Summer melihat senyum kecil terbit di ujung bibir Rain. "Anak tetangga? Aku dong?"

"Iya juga ya. Ish! Ogah. Nggak jadi. Males banget dibandingin sama Rain. Rain sama Kak Winter mah nggak ada bedanya. Sama-sama nyebelin."

"Nyebelin apanya? Kamu juga pasti bisa."

"Kalau nggak ada bakat dari lahir, susah tau." Summer mengerang, ekspresinya seakan-akan dia baru saja diminta memindahkan Monas ke Surabaya. Tapi, bukankah dunia memang seperti itu? Beberapa orang berjuang keras—tapi, tetap tidak bisa mendapat hasil terbaik, sementara beberapa orang yang lahir dengan kemampuan lebih, bisa mendapatkan hal terbaik, bahkan dengan usaha yang belum seratus persen. Salah satunya Winter.

"Gitu tuh, Kak Winter masih aja benci sama Summer. Ngajakin ribut mulu, ngomongnya Summer selalu dimanjain Mama Papa. Padahal yang ada, Papa muji-muji dia terus. Summer mah cuma butiran bubuk Rinso dibanding Kak Winter."

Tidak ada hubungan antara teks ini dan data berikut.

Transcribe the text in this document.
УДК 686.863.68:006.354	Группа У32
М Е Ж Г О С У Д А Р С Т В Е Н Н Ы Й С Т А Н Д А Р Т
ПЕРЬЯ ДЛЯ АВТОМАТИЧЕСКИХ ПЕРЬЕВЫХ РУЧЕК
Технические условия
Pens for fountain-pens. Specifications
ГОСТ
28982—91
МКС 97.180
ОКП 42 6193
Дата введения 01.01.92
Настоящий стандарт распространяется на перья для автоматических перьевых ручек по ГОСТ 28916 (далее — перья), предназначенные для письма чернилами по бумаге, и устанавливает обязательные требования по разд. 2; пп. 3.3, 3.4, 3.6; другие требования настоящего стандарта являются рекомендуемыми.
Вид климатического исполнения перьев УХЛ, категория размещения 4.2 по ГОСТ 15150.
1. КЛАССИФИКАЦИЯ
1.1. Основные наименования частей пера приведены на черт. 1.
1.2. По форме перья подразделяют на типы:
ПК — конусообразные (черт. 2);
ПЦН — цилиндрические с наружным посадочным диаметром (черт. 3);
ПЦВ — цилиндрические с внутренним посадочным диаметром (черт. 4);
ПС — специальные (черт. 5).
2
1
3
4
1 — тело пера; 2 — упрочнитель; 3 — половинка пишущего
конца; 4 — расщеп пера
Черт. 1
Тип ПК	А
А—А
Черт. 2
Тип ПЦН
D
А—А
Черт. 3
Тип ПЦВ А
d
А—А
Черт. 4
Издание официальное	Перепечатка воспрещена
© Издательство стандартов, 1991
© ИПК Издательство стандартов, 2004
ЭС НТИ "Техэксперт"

"Kalian masih sering berantem, emang?"

Summer mengangguk. "Semalem aja berantem." Summer memalingkan wajah ke jendela, sengaja menurunkan kaca untuk menatap jalanan kawasan elite yang mereka lalui, "Udah ah, nggak usah bahas kak Winter lagi. Cuma bikin badmood."

Tidak ada tanggapan dari Rain, membuat perjalanan mereka hanya ditemani suara dari luar.

Summer menghela napas panjang, teringat akan pertengkarannya dengan Winter semalam. Mama memang berkata Winter sudah pergi pagi-pagi sekali karena pekerjaan, tapi entah kenapa Summer merasa itu hanya alasan karena cowok itu malas melihat wajahnya. Dulu, Summer mengira alasan kenapa Winter tidak menyukainya karena ia terus mengekor—mengganggu. Tapi, semakin kesini, Summer berpikir jika alasan kebencian Winter mungkin disebabkan karena Summer memang tidak cocok menjadi adik cowok itu. Mereka seperti dua kutub magnet yang bertentangan. Tidak ada yang bisa dibanggakan dari Summer, sangat jauh berbeda jika dibandingkan dengan Winter.

***

Pintu gerbang belum tertutup, bel masuk juga belum berbunyi ketika Ferrari Rain memasuki pelataran SKYLINE. Kali ini, Rain memarkirkan mobilnya di halaman parkir, bersebelahan dengan mobil-mobil mewah lain.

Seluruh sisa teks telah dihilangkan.